Los festejos por los goles de la selección mexicana durante el partido contra Ecuador generaron señales detectadas por sismógrafos en la Ciudad de México. Ayer, durante el encuentro en el Estadio Azteca, los aficionados celebraron con movimientos intensos, lo que provocó vibraciones captadas por la estación ‘Raspberry Shake’, un dispositivo de monitoreo sismológico accesible al público. Los registros no correspondieron a un sismo real, sino a las ondas generadas por la multitud en ebullición.
El fenómeno fue notado por usuarios de redes sociales y expertos en ciencias de la tierra. La estación ‘Raspberry Shake’, ubicada en la CDMX, registró fluctuaciones en su medición, lo que desató curiosidad sobre cómo las actividades humanas pueden influir en instrumentos de medición. Aunque no se trató de un evento sísmico, los datos reflejaron la intensidad de la celebración, con movimientos detectables en el suelo debido al impacto de los gritos y los saltos de los asistentes.
Este tipo de eventos no son novedosos. En 2018, durante un partido de la Copa del Mundo, similares señales fueron captadas en la CDMX por la celebración de un gol. Los especialistas explican que las vibraciones generadas por multitudes pueden afectar sensores sensibles, especialmente en zonas con infraestructura ligera. Sin embargo, en esta ocasión, el impacto fue menor, lo que sugiere que la celebración, aunque intensa, no alcanzó los niveles de un sismo convencional.
Las autoridades locales no han emitido declaraciones oficiales sobre el caso, pero los científicos destacan la importancia de entender cómo las actividades humanas interactúan con los sistemas de monitoreo. Aunque no hay riesgos inmediatos, el fenómeno resalta la necesidad de mejorar la sensibilidad de los instrumentos para diferenciar entre movimientos naturales y artificiales.
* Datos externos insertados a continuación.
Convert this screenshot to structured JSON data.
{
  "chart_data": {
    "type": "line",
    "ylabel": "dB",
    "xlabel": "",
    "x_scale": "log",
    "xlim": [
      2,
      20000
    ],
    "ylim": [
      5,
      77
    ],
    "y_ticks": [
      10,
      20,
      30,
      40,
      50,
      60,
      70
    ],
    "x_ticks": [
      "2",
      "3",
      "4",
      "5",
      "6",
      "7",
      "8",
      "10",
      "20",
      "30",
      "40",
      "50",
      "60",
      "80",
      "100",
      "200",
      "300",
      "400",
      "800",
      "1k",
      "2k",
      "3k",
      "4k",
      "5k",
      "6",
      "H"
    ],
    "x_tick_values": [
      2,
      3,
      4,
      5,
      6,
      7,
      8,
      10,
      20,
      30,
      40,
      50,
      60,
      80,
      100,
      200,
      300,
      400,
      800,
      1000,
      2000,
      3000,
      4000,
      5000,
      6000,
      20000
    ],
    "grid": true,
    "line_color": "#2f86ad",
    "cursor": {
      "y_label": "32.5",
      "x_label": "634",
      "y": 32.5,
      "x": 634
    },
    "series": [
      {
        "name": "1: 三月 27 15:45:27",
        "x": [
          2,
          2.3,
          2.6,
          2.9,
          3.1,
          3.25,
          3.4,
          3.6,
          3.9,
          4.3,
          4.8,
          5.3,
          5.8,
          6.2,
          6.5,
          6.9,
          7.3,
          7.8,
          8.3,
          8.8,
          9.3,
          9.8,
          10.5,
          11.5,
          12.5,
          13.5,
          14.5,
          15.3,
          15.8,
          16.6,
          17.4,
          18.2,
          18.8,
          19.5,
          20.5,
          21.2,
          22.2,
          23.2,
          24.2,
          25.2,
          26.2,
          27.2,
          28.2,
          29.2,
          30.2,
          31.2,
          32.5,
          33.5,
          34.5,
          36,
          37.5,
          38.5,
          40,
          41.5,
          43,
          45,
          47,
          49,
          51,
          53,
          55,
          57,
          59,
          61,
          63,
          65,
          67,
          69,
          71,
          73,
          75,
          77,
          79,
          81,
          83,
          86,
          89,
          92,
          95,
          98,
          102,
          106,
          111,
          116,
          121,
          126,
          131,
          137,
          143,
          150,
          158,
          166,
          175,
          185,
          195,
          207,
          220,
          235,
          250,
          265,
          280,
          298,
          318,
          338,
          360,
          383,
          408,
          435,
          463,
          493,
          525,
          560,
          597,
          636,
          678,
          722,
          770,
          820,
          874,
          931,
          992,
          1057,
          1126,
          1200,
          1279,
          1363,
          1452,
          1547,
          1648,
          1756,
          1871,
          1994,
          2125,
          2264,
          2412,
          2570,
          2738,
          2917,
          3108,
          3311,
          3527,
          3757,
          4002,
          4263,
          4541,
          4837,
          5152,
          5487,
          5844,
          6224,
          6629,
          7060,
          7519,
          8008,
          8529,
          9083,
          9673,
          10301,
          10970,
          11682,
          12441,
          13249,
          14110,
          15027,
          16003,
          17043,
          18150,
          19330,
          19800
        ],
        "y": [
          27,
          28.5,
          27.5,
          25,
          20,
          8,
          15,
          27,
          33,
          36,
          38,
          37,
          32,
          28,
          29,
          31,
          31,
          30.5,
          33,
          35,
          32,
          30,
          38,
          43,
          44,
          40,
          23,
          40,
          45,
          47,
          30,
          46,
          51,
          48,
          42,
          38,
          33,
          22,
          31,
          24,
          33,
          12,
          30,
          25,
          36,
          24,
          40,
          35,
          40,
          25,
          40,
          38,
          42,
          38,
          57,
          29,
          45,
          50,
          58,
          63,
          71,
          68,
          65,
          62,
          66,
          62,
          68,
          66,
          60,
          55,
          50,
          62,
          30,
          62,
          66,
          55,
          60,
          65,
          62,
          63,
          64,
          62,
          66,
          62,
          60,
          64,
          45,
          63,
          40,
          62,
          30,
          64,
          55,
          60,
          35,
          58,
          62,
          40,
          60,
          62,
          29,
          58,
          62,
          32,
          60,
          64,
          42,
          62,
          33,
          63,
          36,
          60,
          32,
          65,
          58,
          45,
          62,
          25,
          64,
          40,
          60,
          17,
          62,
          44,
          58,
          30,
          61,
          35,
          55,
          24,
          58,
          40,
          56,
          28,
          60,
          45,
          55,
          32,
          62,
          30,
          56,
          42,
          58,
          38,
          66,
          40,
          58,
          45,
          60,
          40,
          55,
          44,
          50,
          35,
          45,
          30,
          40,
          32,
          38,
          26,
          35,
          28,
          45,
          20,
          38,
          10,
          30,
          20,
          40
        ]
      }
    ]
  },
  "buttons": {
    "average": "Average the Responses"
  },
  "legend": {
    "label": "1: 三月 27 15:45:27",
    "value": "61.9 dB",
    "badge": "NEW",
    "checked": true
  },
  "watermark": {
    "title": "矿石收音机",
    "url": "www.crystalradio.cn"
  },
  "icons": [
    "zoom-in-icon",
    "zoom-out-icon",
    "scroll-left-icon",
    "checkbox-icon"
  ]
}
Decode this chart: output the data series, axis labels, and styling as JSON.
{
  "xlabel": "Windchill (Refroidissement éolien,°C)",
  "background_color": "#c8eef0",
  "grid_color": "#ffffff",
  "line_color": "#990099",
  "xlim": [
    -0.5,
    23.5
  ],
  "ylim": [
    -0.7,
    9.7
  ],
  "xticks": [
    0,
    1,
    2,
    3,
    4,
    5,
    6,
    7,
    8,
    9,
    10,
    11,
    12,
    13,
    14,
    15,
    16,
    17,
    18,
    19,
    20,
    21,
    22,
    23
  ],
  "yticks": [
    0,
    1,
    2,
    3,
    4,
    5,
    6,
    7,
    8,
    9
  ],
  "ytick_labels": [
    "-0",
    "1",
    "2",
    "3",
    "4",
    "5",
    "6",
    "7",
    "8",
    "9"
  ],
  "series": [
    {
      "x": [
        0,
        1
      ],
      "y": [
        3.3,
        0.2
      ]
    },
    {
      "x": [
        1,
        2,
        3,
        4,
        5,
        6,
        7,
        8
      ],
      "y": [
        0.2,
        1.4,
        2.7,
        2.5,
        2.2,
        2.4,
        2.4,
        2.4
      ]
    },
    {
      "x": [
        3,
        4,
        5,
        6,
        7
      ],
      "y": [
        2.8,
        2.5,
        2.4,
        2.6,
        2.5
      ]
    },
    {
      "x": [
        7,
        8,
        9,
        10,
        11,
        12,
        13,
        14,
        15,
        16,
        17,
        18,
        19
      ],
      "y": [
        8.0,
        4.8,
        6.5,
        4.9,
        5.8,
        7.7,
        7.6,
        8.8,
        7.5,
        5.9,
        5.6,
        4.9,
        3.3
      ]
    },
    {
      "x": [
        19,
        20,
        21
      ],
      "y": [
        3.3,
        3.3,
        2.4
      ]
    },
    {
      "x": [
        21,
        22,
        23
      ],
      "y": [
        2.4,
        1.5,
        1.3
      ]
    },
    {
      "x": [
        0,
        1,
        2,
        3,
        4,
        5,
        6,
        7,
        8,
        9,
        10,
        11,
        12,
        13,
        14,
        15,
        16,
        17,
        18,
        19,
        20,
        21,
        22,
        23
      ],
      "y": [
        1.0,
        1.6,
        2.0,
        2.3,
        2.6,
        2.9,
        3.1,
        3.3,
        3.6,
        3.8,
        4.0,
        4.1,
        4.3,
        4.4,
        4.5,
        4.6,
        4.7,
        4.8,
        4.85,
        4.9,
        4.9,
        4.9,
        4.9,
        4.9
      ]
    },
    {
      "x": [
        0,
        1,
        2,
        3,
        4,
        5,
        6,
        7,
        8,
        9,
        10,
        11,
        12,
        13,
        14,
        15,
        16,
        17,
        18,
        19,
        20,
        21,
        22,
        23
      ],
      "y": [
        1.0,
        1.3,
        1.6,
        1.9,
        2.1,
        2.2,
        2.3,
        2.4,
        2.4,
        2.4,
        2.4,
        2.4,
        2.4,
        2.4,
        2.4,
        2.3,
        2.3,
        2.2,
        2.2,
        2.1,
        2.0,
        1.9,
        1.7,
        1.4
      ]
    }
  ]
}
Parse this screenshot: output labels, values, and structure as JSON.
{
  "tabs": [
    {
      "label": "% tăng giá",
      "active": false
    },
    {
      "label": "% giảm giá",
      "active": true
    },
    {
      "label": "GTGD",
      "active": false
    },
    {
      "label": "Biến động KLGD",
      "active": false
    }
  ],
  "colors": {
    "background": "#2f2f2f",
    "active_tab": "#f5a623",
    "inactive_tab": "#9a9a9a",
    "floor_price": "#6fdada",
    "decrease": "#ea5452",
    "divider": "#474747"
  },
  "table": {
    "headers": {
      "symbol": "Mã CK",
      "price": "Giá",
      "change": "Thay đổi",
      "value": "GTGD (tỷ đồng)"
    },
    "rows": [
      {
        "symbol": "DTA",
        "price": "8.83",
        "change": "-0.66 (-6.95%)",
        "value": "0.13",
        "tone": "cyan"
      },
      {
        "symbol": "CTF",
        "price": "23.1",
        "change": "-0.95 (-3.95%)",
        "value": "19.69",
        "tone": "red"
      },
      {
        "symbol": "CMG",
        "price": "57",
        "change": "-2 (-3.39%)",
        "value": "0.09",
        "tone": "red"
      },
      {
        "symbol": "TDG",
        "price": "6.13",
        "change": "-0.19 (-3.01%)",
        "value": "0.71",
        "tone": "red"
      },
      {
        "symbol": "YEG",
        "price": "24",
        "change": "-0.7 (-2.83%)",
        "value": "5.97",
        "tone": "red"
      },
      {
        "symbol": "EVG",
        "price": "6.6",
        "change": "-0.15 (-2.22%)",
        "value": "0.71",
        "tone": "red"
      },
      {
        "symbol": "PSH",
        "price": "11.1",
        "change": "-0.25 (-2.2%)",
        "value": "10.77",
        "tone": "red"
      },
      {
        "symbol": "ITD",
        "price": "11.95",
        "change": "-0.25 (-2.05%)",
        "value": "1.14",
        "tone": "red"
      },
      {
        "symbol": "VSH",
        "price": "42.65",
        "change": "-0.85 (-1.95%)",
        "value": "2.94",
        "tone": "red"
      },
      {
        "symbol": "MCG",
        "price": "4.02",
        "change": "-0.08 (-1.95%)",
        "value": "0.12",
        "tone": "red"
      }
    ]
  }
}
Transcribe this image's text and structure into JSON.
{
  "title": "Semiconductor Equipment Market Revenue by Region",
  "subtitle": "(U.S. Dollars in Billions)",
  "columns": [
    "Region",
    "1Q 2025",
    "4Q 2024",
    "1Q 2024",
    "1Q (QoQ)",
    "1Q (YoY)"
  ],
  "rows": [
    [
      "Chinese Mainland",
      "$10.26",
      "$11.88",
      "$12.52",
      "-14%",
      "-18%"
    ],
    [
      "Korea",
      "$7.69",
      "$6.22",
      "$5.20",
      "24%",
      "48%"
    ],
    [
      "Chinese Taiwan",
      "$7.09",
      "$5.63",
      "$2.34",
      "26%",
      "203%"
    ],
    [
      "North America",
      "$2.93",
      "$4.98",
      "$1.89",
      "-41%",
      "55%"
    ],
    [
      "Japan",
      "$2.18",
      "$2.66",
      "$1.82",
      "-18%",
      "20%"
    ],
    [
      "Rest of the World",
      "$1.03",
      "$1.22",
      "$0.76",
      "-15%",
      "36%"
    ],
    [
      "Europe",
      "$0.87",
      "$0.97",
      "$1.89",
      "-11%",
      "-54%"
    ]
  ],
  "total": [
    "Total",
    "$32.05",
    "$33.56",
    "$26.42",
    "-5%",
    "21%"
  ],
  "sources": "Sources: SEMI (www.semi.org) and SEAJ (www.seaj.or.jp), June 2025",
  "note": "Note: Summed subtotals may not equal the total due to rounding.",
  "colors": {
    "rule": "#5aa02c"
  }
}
Además, refuerza la idea de que la pasión por el fútbol puede tener consecuencias inesperadas en la ciencia.
El incidente también generó debate sobre la seguridad en grandes eventos. Algunos usuarios cuestionaron si la infraestructura de los estadios podría soportar semejantes vibraciones, aunque no se reportaron daños. Para los amantes del fútbol, el hecho de que sus celebraciones se conviertan en datos científicos es un testimonio de la conexión entre la cultura y la tecnología. En cualquier caso, el fútbol mexicano sigue demostrando que su energía trasciende las canchas.